LA FAMILLE : ENNEMI PUBLIC N° 1

 

          Cara Soror,

                       Fais ce que Voudras sera le Tout de la Loi.

          Dans votre dernière lettre, vous mentionnez la « pression familiale ». Famille ! Quel mot affreux ! Même son étymologie l’accuse de servilité et de stagnation.

          Latin, « famulus », un domestique; Oscan (1), « Faamat », il habite.

          Pensez à toutes les images atroces que ce mot évoque. Pas seulement dans un contexte victorien; partout où la famille a été forte, elle a toujours été un engin de tyrannie. Faibles membres ou membres voisins : c’est l’esprit de la populace détruisant le génie, écrasant l’opposition par l’arithmétique brute de la supériorité en nombre. Évidemment, il vaut mieux être né dans une bonne famille afin de réaliser quelque chose de plus que ce qu’il est digne de faire; mais qu’arrive-t-il lorsque se pose la question du Grand-Œuvre ?

          Que Dieu vous protège ! La force de la famille est basée sur le fait qu’elle ne se préoccupe que de ses propres intérêts : par conséquent sa formule magique ainsi concentrée est nécessairement hostile à tout but aussi exclusivement individuel que l’Initiation.

          Le sentiment est réciproque.

          Dans tout système Magique — ou d’une nature similaire — voici la première condition que l’Aspirant doit remplir : il lui faut bannir une fois pour toutes et pour toujours sa Famille hors de son cercle magique.

          Même les Évangiles insistent clairement et avec force sur ce point.

          Le Christ lui-même (ou plutôt, qui que ce soit ainsi nommé dans le passage en question) désavoua impitoyablement sa mère et ses sœurs (Luc, VIII, 19). Et, à plusieurs reprises, il posa comme condition à ses disciples leur totale renonciation à tous les liens familiaux. Il ne voulait même pas permettre à un homme de veiller aux funérailles de son père !

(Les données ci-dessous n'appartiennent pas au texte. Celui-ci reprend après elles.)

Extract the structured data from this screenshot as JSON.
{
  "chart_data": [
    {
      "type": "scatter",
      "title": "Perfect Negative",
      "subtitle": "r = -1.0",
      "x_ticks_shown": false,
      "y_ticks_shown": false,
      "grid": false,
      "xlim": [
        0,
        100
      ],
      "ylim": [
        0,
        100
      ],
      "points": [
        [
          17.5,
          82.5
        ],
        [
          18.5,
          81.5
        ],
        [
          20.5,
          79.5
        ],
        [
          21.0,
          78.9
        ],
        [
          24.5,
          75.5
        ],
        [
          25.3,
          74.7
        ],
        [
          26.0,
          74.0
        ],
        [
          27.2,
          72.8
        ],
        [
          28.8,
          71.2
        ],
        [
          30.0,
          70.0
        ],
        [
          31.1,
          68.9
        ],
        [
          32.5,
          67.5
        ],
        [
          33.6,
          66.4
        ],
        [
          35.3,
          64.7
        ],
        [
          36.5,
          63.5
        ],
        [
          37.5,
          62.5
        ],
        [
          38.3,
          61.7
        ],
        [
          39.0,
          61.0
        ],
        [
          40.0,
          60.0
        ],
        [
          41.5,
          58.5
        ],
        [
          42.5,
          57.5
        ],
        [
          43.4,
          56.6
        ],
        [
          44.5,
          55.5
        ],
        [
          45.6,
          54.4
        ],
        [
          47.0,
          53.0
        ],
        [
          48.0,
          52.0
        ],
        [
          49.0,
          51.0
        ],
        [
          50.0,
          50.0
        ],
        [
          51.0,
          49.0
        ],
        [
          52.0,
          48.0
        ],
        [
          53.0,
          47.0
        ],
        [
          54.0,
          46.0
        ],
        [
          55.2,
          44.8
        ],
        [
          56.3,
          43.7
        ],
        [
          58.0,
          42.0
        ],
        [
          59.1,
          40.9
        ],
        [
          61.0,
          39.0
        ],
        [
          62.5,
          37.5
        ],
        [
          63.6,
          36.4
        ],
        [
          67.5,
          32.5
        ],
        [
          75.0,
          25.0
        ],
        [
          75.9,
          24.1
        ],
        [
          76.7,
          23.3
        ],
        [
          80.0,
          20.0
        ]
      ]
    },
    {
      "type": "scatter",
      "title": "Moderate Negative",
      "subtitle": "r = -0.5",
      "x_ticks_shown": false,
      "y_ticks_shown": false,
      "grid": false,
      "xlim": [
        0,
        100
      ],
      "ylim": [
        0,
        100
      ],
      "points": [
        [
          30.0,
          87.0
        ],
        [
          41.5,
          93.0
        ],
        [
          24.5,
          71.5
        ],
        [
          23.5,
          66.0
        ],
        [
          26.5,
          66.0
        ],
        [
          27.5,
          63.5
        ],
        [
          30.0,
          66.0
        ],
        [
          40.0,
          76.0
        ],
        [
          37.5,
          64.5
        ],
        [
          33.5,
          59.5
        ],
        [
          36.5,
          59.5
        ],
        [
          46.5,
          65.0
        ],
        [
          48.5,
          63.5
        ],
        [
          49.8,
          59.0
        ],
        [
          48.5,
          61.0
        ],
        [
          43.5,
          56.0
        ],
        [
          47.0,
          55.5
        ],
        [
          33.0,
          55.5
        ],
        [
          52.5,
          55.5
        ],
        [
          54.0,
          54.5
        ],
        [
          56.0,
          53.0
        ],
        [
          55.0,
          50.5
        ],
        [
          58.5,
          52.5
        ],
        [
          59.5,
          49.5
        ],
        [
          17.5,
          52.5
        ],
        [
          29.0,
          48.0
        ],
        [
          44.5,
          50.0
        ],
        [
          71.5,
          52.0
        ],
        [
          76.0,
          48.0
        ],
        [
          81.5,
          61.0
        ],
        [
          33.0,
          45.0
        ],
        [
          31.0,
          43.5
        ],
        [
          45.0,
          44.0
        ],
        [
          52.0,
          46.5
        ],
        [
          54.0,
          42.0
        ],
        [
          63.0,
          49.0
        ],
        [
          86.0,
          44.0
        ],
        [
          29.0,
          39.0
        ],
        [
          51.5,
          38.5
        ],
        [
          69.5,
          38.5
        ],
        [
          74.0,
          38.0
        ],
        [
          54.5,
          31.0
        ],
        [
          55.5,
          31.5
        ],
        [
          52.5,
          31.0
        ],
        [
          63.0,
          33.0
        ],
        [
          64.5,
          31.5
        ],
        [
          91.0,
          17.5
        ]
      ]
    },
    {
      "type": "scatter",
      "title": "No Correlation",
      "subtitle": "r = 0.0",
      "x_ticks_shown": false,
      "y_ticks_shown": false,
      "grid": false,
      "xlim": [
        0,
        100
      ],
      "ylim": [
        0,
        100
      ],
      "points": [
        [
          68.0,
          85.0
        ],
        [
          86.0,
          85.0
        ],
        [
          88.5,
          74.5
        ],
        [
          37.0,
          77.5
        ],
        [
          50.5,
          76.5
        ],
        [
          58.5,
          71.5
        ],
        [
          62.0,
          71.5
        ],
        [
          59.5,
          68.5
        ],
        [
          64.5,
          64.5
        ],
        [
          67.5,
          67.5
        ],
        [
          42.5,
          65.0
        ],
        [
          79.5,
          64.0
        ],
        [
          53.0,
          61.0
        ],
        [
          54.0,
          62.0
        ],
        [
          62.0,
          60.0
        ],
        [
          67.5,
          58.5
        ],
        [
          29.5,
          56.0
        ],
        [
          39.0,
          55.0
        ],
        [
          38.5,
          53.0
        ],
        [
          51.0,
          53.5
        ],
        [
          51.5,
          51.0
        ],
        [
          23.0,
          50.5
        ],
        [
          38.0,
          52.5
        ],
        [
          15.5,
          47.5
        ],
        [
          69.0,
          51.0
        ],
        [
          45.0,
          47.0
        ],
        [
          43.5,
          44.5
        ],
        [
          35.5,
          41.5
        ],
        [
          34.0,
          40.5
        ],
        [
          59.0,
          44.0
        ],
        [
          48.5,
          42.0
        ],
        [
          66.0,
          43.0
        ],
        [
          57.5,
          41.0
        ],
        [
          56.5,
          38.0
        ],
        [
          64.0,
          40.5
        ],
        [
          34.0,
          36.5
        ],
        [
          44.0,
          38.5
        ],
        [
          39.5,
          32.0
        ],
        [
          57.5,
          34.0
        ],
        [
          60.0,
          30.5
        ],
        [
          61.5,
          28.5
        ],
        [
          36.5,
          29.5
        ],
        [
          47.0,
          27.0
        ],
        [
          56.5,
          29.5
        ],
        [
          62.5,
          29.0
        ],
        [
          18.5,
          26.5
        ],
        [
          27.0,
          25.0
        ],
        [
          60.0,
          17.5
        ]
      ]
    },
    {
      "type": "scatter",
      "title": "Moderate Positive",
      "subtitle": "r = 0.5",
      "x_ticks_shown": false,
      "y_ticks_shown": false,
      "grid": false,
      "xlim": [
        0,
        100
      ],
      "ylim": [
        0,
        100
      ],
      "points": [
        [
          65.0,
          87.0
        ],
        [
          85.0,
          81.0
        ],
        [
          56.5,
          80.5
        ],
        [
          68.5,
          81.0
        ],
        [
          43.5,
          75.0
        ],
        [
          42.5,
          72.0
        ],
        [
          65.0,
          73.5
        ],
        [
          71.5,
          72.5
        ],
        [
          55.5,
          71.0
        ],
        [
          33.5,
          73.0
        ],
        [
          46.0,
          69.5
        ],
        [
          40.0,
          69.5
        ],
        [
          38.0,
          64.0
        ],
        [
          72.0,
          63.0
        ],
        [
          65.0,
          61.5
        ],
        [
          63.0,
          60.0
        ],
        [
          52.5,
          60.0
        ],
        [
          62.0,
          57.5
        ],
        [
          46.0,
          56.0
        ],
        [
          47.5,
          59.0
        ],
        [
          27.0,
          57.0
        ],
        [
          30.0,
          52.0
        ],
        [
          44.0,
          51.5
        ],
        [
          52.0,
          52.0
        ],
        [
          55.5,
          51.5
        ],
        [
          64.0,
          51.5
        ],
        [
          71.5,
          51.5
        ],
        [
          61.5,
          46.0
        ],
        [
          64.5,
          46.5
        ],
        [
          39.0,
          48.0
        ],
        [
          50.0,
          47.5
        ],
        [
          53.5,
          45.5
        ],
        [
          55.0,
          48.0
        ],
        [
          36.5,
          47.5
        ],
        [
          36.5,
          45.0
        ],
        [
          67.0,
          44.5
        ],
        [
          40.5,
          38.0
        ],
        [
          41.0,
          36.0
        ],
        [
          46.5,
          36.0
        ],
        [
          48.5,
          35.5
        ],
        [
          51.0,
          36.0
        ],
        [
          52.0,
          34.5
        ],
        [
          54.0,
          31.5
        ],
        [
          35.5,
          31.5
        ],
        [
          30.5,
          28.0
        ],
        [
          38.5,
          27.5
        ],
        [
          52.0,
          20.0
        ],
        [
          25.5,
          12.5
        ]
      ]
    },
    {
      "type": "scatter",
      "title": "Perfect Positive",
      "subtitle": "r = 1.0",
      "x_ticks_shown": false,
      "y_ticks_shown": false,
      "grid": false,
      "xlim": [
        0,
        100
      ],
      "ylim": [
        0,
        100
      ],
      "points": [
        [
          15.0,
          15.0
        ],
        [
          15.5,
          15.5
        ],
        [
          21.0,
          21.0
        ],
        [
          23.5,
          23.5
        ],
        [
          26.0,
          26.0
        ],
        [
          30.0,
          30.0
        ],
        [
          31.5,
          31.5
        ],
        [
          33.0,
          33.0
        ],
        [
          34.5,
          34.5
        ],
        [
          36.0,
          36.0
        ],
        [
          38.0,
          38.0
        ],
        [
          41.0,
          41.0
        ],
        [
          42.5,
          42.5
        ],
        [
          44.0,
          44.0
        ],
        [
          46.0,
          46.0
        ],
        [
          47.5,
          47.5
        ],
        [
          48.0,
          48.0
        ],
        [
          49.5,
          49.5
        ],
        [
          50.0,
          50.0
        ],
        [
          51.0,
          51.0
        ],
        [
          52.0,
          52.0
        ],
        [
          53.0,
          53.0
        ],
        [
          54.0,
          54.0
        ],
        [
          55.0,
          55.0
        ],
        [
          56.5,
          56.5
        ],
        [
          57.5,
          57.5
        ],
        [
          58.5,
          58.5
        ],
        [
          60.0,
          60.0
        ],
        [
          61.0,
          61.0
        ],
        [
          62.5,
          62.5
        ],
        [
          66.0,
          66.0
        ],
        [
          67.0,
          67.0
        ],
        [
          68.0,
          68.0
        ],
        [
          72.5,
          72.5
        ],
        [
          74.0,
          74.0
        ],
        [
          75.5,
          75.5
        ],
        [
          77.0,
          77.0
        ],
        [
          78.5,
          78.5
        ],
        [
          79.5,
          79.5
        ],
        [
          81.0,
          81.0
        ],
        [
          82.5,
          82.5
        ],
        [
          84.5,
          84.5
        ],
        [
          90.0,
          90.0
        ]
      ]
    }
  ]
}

          La tradition magique serait-elle plus souple ?

          Jamais de la vie !

          Le très sérieux grimoire médiéval, « Le Livre de la Magie Sacrée d’Abramelin le Mage », n’hésite pas un instant sur ce sujet. Il condescend même à désigner la famille comme le plus important de tous les obstacles s’opposant à la réalisation de l’Opération, et il donne les exactes raisons psychologiques pour lesquelles il en est ainsi. Vous l’avez dit vous-même ! « Pression familiale » était votre expression mordante, et pertinente. Cela même.

          Je crois que le mot « famille » peut désigner n’importe quelles personnes regroupées autour d’intérêts communs qu’elles espèrent ou désirent vous voir partager. La vieille école, l’université, le régiment, le club de golf, le travail, le parti, la patrie : tous voient d’un mauvais œil votre absorbement dans des affaires étrangères aux leurs. Cependant la famille reste le cas typique, à cause de son attraction puissante et persistante. Cela commence avec votre premier cri, votre personnalité est délibérément tordue et déformée via le code familial; et leur zoologie est tellement inadéquate qu’ils prennent toujours leur Vilain Petit Canard pour une Brebis Galeuse. Même à leur Sot ils trouvent un usage : il peut être inestimable dans l’Église ou l’Armée, bref, là où l’incompétence docile est la clé de la réussite.

          Qu’ils soient maudits ! Ils sont toujours sur le sentier.

          Dans la caste Brahmane, l’aspirant au Yoga se fait une règle de remplir ses devoirs envers la famille et l’État; une fois que ces besognes sont achevées, il coupe l’amarre et devient Sannyasi. Plus d’un Maharajah, plus d’un Wasir, pour ne rien dire d’autres personnes avec de moindres responsabilités, planifièrent leur vie, depuis son début, afin d’un jour porter la Corde sacrée de Brahmacharyi, avec ces ambitions soigneusement établies; et lorsque le temps fut venu pour eux de disparaître dans la jungle — tout le reste n’est que Silence.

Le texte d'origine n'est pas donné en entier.